A few days later, two officers with the Westbrook Police Department also spotted a snake of unusual size. “The snake,” as the police department wrote on its Facebook page, “was eating a large mammal, possibly a beaver (not joking).” As it swam away, the officers estimated it to be 10 feet in length. It was 3:30 a.m., the darkness foiling the officers’ attempt to take a video.
Given the 10-foot-long estimate, Maine Department of Inland Fisheries and Wildlife biologist Derek Yorks concluded it was likely a python or constrictor, neither of which are native to the area. “We don’t have anything big enough to eat beavers, that’s for sure,” Yorks told the Bangor Daily News. His theory was that the animal was a pet that had outgrown its owner’s ability to keep it.
Interest in Wessie hit a fever pitch. City officials called in an unnamed animal tracker, though the self-proclaimed cryptozoologist rescheduled twice and has yet to appear.
Like many wild critters that end up in the spotlight, the snake enjoyed a healthy fandom on social media. (What isn’t set in stone is a last name: It’s Wessie P. Thon on Twitter or Wessie the Presumpscot Python on Facebook.) Wessie buffs took to the animal with a zeal usually reserved for sasquatches, goat-men and other cryptids. Wessie earned itself a folk song as well as a locally brewed IPA in its name.
After a flurry of activity in June, Wessie seemed to have vanished. There had been no sign of Wessie since the police report. Some people began questioning that the police had seen a snake at all — perhaps it had been a beaver with a log in tow, rather than a snake feasting on the animal. But Saturday, evidence of a large snake appeared yet again. This time, it took the form of a giant snake skin, discarded near the boat launch by the Presumpscot River.

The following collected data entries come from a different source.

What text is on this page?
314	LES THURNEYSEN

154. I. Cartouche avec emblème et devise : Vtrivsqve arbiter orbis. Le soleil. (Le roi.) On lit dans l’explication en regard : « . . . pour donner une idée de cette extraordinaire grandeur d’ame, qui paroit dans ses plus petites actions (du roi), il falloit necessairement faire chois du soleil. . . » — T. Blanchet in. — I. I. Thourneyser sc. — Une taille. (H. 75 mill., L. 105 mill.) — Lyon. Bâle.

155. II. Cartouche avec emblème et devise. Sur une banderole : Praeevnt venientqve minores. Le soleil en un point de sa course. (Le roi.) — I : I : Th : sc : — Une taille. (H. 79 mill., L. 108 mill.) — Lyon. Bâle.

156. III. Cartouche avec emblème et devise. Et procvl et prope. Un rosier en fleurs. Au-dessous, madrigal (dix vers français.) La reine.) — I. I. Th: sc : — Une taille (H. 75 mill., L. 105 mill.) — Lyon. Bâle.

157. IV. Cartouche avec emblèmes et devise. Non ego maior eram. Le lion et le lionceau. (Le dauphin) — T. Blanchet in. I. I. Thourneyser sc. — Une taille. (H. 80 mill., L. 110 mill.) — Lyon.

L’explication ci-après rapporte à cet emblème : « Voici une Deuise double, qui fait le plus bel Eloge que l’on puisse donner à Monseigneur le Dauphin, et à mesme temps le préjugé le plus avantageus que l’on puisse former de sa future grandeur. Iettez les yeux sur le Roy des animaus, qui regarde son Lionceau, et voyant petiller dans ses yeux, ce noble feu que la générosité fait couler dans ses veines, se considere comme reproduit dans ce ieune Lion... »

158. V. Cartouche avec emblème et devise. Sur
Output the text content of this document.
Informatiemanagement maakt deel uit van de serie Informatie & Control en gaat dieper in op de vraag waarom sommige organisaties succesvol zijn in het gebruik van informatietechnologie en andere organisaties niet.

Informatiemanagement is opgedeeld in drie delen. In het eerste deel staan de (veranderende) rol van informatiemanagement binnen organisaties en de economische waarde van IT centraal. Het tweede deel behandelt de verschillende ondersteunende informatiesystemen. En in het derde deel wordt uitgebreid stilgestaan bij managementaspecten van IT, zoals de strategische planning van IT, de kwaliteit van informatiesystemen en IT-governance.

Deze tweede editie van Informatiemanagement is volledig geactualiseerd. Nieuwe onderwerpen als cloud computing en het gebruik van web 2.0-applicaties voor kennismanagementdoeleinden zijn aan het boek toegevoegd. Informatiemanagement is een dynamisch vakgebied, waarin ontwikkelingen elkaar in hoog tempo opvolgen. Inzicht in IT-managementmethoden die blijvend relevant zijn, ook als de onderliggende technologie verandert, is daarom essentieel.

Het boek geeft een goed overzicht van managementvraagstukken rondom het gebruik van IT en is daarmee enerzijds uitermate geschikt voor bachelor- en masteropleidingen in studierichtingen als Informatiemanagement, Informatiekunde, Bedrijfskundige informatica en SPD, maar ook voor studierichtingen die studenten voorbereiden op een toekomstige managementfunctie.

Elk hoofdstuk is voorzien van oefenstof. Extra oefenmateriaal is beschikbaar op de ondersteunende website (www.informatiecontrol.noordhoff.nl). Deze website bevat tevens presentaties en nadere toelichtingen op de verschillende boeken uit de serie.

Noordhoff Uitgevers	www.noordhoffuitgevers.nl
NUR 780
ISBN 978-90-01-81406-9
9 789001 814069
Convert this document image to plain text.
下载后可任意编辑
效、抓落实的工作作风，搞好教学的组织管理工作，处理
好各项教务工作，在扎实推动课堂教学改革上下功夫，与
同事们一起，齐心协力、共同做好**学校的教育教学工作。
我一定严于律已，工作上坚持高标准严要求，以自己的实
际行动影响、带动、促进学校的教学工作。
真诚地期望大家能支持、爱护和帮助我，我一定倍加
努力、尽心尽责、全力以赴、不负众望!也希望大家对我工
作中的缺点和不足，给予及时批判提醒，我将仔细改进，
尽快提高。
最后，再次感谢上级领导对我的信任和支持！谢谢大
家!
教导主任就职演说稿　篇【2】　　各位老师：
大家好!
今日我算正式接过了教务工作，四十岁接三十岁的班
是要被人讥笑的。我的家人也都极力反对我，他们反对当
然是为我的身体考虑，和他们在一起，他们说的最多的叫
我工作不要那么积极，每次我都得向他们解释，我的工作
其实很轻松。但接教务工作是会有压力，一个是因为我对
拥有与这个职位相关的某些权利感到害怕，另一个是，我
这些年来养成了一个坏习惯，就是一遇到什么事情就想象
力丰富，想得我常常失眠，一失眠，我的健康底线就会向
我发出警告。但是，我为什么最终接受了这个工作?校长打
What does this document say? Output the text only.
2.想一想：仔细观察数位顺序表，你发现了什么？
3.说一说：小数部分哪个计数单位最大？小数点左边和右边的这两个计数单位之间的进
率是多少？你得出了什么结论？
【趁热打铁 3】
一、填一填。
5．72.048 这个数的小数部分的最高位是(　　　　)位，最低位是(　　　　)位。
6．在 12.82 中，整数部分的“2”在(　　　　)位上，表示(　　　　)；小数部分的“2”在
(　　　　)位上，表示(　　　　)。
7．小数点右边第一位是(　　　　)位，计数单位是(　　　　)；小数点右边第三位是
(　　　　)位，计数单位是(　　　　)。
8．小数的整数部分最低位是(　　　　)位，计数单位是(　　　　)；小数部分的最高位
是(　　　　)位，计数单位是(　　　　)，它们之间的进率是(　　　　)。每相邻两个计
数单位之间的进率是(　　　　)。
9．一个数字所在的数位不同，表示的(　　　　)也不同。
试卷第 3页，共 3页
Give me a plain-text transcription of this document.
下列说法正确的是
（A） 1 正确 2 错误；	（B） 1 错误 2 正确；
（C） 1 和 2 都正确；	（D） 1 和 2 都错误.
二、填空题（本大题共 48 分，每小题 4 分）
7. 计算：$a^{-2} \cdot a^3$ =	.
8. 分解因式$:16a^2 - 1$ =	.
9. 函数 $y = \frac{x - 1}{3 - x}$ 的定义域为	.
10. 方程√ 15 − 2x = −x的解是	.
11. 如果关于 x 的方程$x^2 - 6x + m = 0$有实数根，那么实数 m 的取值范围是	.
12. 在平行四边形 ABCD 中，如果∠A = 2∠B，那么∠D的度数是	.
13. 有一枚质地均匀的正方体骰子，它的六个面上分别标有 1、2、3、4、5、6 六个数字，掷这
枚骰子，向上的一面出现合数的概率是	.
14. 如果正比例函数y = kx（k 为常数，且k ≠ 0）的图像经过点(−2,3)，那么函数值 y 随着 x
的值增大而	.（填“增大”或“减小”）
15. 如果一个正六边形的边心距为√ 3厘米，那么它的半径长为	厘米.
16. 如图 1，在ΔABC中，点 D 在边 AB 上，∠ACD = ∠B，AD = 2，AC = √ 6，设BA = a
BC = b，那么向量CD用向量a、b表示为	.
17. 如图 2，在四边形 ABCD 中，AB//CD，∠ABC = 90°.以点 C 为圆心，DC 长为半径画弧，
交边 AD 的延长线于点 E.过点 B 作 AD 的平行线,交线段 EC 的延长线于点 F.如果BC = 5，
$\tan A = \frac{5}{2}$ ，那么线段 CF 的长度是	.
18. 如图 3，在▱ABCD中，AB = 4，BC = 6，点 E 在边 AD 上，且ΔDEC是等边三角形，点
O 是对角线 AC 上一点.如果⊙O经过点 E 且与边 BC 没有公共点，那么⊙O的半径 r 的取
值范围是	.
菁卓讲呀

Police tagged and bagged the skin, a sample of which will be examined to determine the snake’s species. “Until the type of snake is determined and we can assess the safety risk,” said a Westbrook Police Facebook post, “we caution people who recreate along the Presumpscot River to remain alert, maintain a safe distance from any wildlife.”
Still, snake experts see something wrong with the picture. “It’s very suspicious to find a shed that’s laid out like this that wasn’t laid out by someone,” Rob Christian, president of the Maine Herpetological Society, told Portland’s WCSH 6.
Auburn University herpetologist David Steen is also skeptical. On Twitter, he wrote that “it looks like the skin was just placed there by someone,” later comparing how neatly the snakeskin was displayed to a limbless person setting out a jacket and pants.
Unfortunately for Wessie, if the animal does exist, its chances of making it through a subzero Maine winter are not good. Exotic Burmese pythons have established themselves in Florida; some evidence suggests that the snakes could survive year-round as far north as D.C. (if they can learn to hibernate, a behavior practiced by some North American snakes but unusual for the Southeast Asian pythons).
But unless someone — even a cryptozoologist tracker — can catch Wessie, Maine will turn out to be too chilly for the truck-length snake.